What is the Context and Control Model?
The Context and Control Model is a production operating framework with two components: a live, time-versioned model of how production behaves (Context), and a runtime enforcement layer that evaluates every autonomous action against that model before it executes (Control). Together they let AI agents act in production with the speed and scope of automation and the safety of human judgment.
Context: the live production model
The context layer builds a Production Context Graph from your existing tools: Kubernetes topology, CI deploy history, cloud config, and observability signals. It is continuously updated and time-versioned so any past state is replayable.
This graph captures not just the current state of a system but the causal relationships between services, deployments, and configuration changes. When an incident occurs, the graph can be rewound to any point in time to reconstruct exactly what changed, in what order, and what downstream effects followed. That replayability is what makes root-cause analysis tractable at the speed and scale modern production environments demand.
The context layer does not require you to instrument your system from scratch. It reads from the signals you are already collecting and organizes them into a structured, queryable model. The graph grows richer as more data sources are connected, but it is useful from day one with only partial coverage.
Control: runtime enforcement
The control layer sits in front of every autonomous action. When an AI agent or automation proposes an action, the control layer evaluates it against four criteria: Is this action within policy? What is the blast radius? Is it reversible? Does the current production context make it safe to proceed?
Based on that evaluation, the control layer takes one of four actions:
- Approve. The action is within policy, the blast radius is acceptable, and the context supports it.
- Scope. The action is valid but the blast radius is too wide. The control layer reduces the scope, for example limiting a rollback to one region instead of all regions, and resubmits for approval.
- Escalate. The action is valid but exceeds the confidence threshold or policy boundary for autonomous execution. A human is looped in before the action proceeds.
- Refuse. The action violates policy or would cause irreversible harm given the current production state.
This is not a static policy engine. The control layer uses the live production context to evaluate blast radius and reversibility dynamically. The same action may be approved in one context and escalated in another, depending on what the context graph shows about the current state of the system.
The four jobs
The Context and Control Model organizes production reliability work into four jobs, each of which uses both the context model and the control layer:
Prevent. Catch risky changes before they reach production. The context layer provides the deployment history and service topology needed to predict blast radius. The control layer enforces the policy gate that stops the change or scopes it down.
Resolve. Accelerate root-cause analysis with the causal graph. The context layer makes the causal chain between a deploy and a symptom visible.
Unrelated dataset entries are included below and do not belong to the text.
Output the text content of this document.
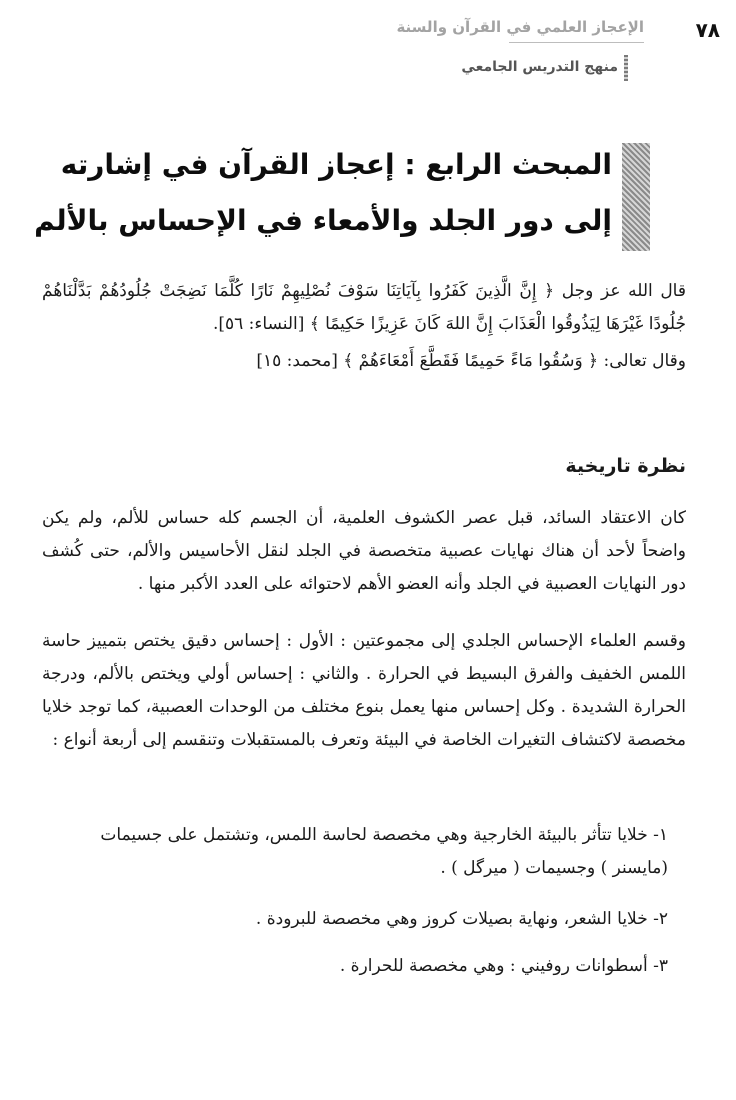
٧٨
الإعجاز العلمي في القرآن والسنة
منهج التدريس الجامعي
المبحث الرابع : إعجاز القرآن في إشارته
إلى دور الجلد والأمعاء في الإحساس بالألم
قال الله عز وجل ﴿ إِنَّ الَّذِينَ كَفَرُوا بِآيَاتِنَا سَوْفَ نُصْلِيهِمْ نَارًا كُلَّمَا نَضِجَتْ جُلُودُهُمْ بَدَّلْنَاهُمْ جُلُودًا غَيْرَهَا لِيَذُوقُوا الْعَذَابَ إِنَّ اللهَ كَانَ عَزِيزًا حَكِيمًا ﴾ [النساء: ٥٦].
وقال تعالى: ﴿ وَسُقُوا مَاءً حَمِيمًا فَقَطَّعَ أَمْعَاءَهُمْ ﴾ [محمد: ١٥]
نظرة تاريخية
كان الاعتقاد السائد، قبل عصر الكشوف العلمية، أن الجسم كله حساس للألم، ولم يكن واضحاً لأحد أن هناك نهايات عصبية متخصصة في الجلد لنقل الأحاسيس والألم، حتى كُشف دور النهايات العصبية في الجلد وأنه العضو الأهم لاحتوائه على العدد الأكبر منها .
وقسم العلماء الإحساس الجلدي إلى مجموعتين : الأول : إحساس دقيق يختص بتمييز حاسة اللمس الخفيف والفرق البسيط في الحرارة . والثاني : إحساس أولي ويختص بالألم، ودرجة الحرارة الشديدة . وكل إحساس منها يعمل بنوع مختلف من الوحدات العصبية، كما توجد خلايا مخصصة لاكتشاف التغيرات الخاصة في البيئة وتعرف بالمستقبلات وتنقسم إلى أربعة أنواع :
١- خلايا تتأثر بالبيئة الخارجية وهي مخصصة لحاسة اللمس، وتشتمل على جسيمات (مايسنر ) وجسيمات ( ميرگل ) .
٢- خلايا الشعر، ونهاية بصيلات كروز وهي مخصصة للبرودة .
٣- أسطوانات روفيني : وهي مخصصة للحرارة .
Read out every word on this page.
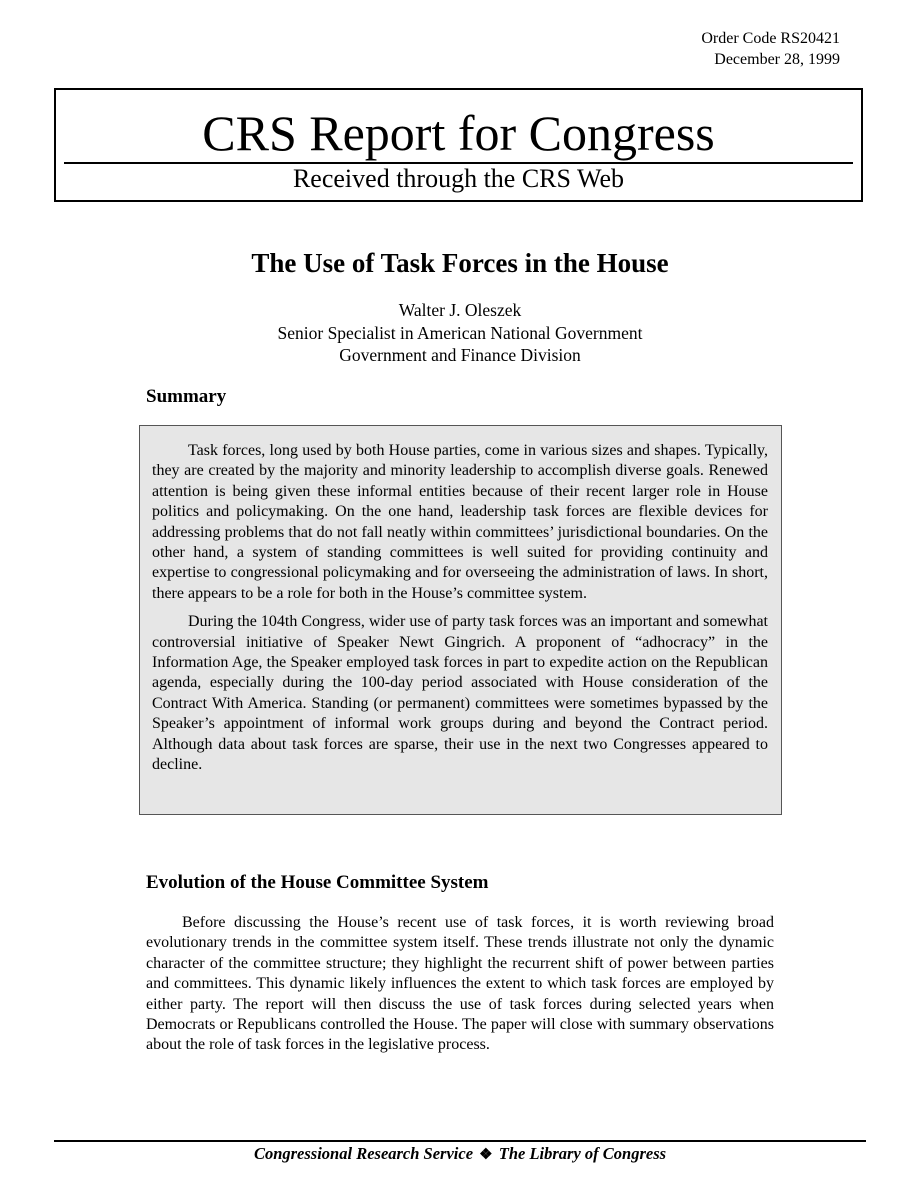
Order Code RS20421
December 28, 1999
CRS Report for Congress
Received through the CRS Web
The Use of Task Forces in the House
Walter J. Oleszek
Senior Specialist in American National Government
Government and Finance Division
Summary

Task forces, long used by both House parties, come in various sizes and shapes. Typically, they are created by the majority and minority leadership to accomplish diverse goals. Renewed attention is being given these informal entities because of their recent larger role in House politics and policymaking. On the one hand, leadership task forces are flexible devices for addressing problems that do not fall neatly within committees’ jurisdictional boundaries. On the other hand, a system of standing committees is well suited for providing continuity and expertise to congressional policymaking and for overseeing the administration of laws. In short, there appears to be a role for both in the House’s committee system.

During the 104th Congress, wider use of party task forces was an important and somewhat controversial initiative of Speaker Newt Gingrich. A proponent of “adhocracy” in the Information Age, the Speaker employed task forces in part to expedite action on the Republican agenda, especially during the 100-day period associated with House consideration of the Contract With America. Standing (or permanent) committees were sometimes bypassed by the Speaker’s appointment of informal work groups during and beyond the Contract period. Although data about task forces are sparse, their use in the next two Congresses appeared to decline.

Evolution of the House Committee System

Before discussing the House’s recent use of task forces, it is worth reviewing broad evolutionary trends in the committee system itself. These trends illustrate not only the dynamic character of the committee structure; they highlight the recurrent shift of power between parties and committees. This dynamic likely influences the extent to which task forces are employed by either party. The report will then discuss the use of task forces during selected years when Democrats or Republicans controlled the House. The paper will close with summary observations about the role of task forces in the legislative process.

Congressional Research Service ❖ The Library of Congress
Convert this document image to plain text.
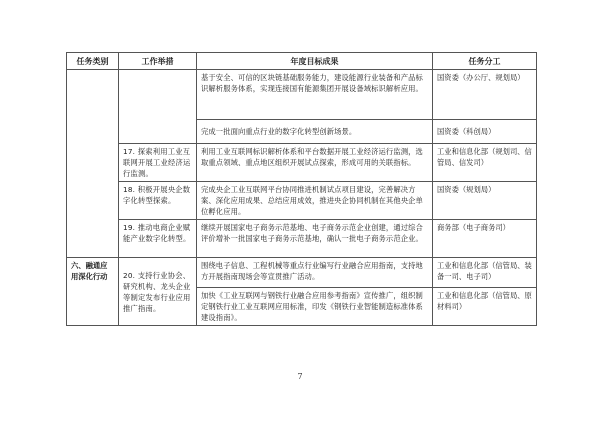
任务类别	工作举措	年度目标成果	任务分工
		基于安全、可信的区块链基础服务能力，建设能源行业装备和产品标识解析服务体系，实现连接国有能源集团开展设备域标识解析应用。	国资委（办公厅、规划局）
		完成一批面向重点行业的数字化转型创新场景。	国资委（科创局）
	17. 探索利用工业互联网开展工业经济运行监测。	利用工业互联网标识解析体系和平台数据开展工业经济运行监测，选取重点领域、重点地区组织开展试点探索，形成可用的关联指标。	工业和信息化部（规划司、信管局、信发司）
	18. 积极开展央企数字化转型探索。	完成央企工业互联网平台协同推进机制试点项目建设，完善解决方案、深化应用成果、总结应用成效，推进央企协同机制在其他央企单位孵化应用。	国资委（规划局）
	19. 推动电商企业赋能产业数字化转型。	继续开展国家电子商务示范基地、电子商务示范企业创建，通过综合评价增补一批国家电子商务示范基地，确认一批电子商务示范企业。	商务部（电子商务司）
六、融通应用深化行动	20. 支持行业协会、研究机构、龙头企业等制定发布行业应用推广指南。	围绕电子信息、工程机械等重点行业编写行业融合应用指南，支持地方开展指南现场会等宣贯推广活动。	工业和信息化部（信管局、装备一司、电子司）
		加快《工业互联网与钢铁行业融合应用参考指南》宣传推广，组织制定钢铁行业工业互联网应用标准，印发《钢铁行业智能制造标准体系建设指南》。	工业和信息化部（信管局、原材料司）
7
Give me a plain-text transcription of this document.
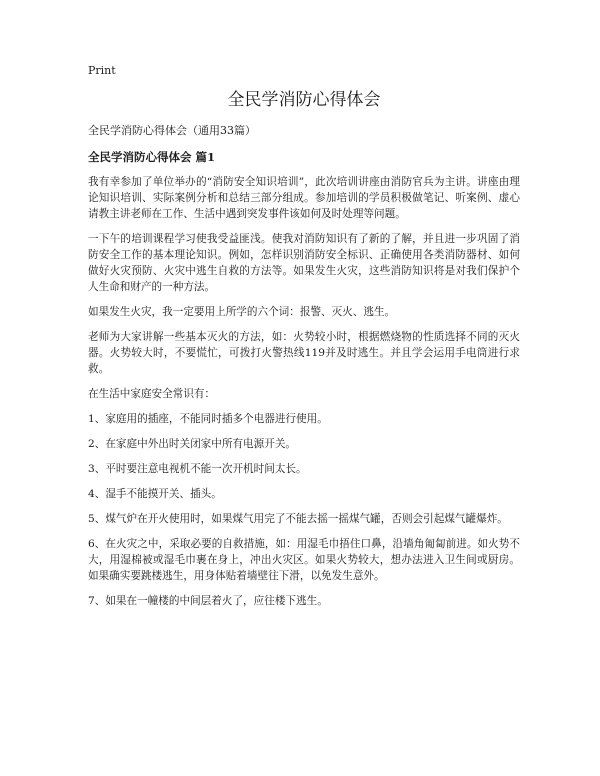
Print
全民学消防心得体会

全民学消防心得体会（通用33篇）

全民学消防心得体会 篇1

我有幸参加了单位举办的“消防安全知识培训”，此次培训讲座由消防官兵为主讲。讲座由理论知识培训、实际案例分析和总结三部分组成。参加培训的学员积极做笔记、听案例、虚心请教主讲老师在工作、生活中遇到突发事件该如何及时处理等问题。

一下午的培训课程学习使我受益匪浅。使我对消防知识有了新的了解，并且进一步巩固了消防安全工作的基本理论知识。例如，怎样识别消防安全标识、正确使用各类消防器材、如何做好火灾预防、火灾中逃生自救的方法等。如果发生火灾，这些消防知识将是对我们保护个人生命和财产的一种方法。

如果发生火灾，我一定要用上所学的六个词：报警、灭火、逃生。

老师为大家讲解一些基本灭火的方法，如：火势较小时，根据燃烧物的性质选择不同的灭火器。火势较大时，不要慌忙，可拨打火警热线119并及时逃生。并且学会运用手电筒进行求救。

在生活中家庭安全常识有：

1、家庭用的插座，不能同时插多个电器进行使用。

2、在家庭中外出时关闭家中所有电源开关。

3、平时要注意电视机不能一次开机时间太长。

4、湿手不能摸开关、插头。

5、煤气炉在开火使用时，如果煤气用完了不能去摇一摇煤气罐，否则会引起煤气罐爆炸。

6、在火灾之中，采取必要的自救措施，如：用湿毛巾捂住口鼻，沿墙角匍匐前进。如火势不大，用湿棉被或湿毛巾裹在身上，冲出火灾区。如果火势较大，想办法进入卫生间或厨房。如果确实要跳楼逃生，用身体贴着墙壁往下滑，以免发生意外。

7、如果在一幢楼的中间层着火了，应往楼下逃生。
The control layer governs any remediation actions the agent proposes, ensuring that fixes do not introduce new risk.
Remember. Encode the fix and the surrounding context for future incidents. The context layer captures the full state at the time of the incident. The control layer records what actions were taken, what was scoped or refused, and why.
Govern. Enforce policy on every agent action, not just on scheduled reviews. The control layer is the enforcement point. The context layer provides the data that makes policy evaluation meaningful rather than mechanical.
Why the combination matters
Context without control is a read-only model. It is useful for RCA and for understanding the current state of production, but the agent still acts unsupervised. The insights the context layer provides do not automatically constrain what the agent does next.
Control without context is a policy layer with no data. It can evaluate rules, but it cannot evaluate blast radius or causal impact. A rule that says "never restart more than two pods simultaneously" is better than no rule, but it cannot distinguish between restarting two pods in an idle staging cluster and restarting two pods that are the last healthy replicas of a critical payment service.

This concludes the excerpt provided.